Compensation after sacking

A Queenstown woman has been awarded a total of $15,064 - including $7000 "compensation for hurt and humiliation" - by the Employment Relations Authority.

ERA member Eleanor Robinson found in her written decision, dated April 24, Kaye Symons had been "unjustifiably dismissed" by her former employer Wise.Net Trading Trust in January last year, having been made redundant.

Wise.Net Information Systems Pty Ltd, a Melbourne-based company, sold software support systems to registered training organisations who used the Wise.NET products for online training.

The company was managed by Ben Hamilton, whose father, Geoff, moved to Queenstown to establish WTT in April 2010.

Ms Symons, who also had a part-time job with New Zealand Customs, had been employed as the company's administration and support officer.

Geoff Hamilton said in August 2010 he became concerned the parent company was not being operated efficiently and in December went to Melbourne to check the accounting practices and procedures being adopted.

Ms Robinson's decision said Wise.Net Information Systems Pty Ltd had been "adversely affected by a downturn in student numbers due to immigration law changes".

On January 28, 2011 Geoff Hamilton arrived at the Queenstown office having been asked by Ben Hamilton to participate in a conference call, but he had not been informed what the call was about.

Ben Hamilton was placed on speakerphone and Ms Symons was told her position was being terminated "with immediate effect", it was "purely a commercial decision" and not related to her performance.

Ms Symons inquired if the decision was connected to her rate of pay and offered to take a salary decrease, but Ben Hamilton replied it was a commercial decision.

The termination was effective immediately and Ms Symon's was instructed to give her office keys to Geoff Hamilton and told she would be paid one week's notice entitlement in lieu.

"Ms Symons said that she had then pleaded for her job, but Mr Ben Hamilton had stated that he had to go to another meeting and had left the call.

"Ms Symons said that she had been shocked and had felt numb when the telephone call had finished."

While Ms Robinson found Ms Symons' employment was terminated as a result of a "genuine redundancy on commercial grounds", the company did not follow a fair procedure in making her redundant.

"I find that there was no consultation with Ms Symons, who was not provided with advance notification of the proposal to make her position redundant; information relevant to that proposal; and a real opportunity to provide any feedback.

"I find that WTT did not comply with either the basic tenets of natural justice or with the statutory good faith obligations.

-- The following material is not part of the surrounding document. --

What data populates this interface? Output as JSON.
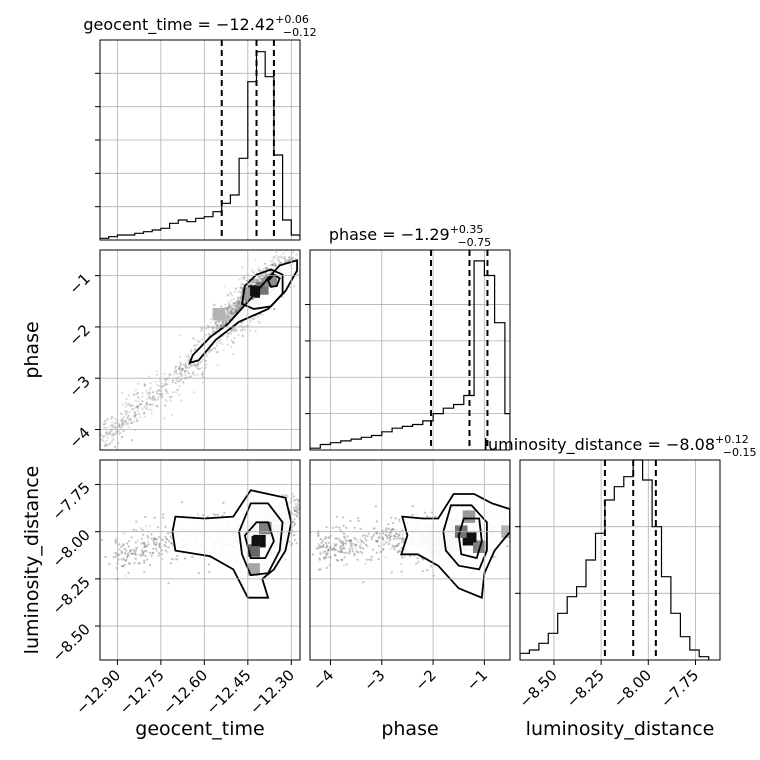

"I further find that WTT did not act as an employer acting fairly and reasonably would have acted in all the circumstances."

Ms Robinson ordered Ms Symons be paid $7680 in respect of lost wages and an additional $384 in interest.

The applicant was also entitled to "compensation for humiliation and distress" due to the abrupt manner of communicating her dismissal, embarrassment at realising another employee had been able to overhear the telephone conversation and an observation by another employee following the conversation that Ms Symons should not be left alone in the office, which "unfairly besmirched her integrity, compounding her distress".

WTT was ordered to pay $7000 compensation.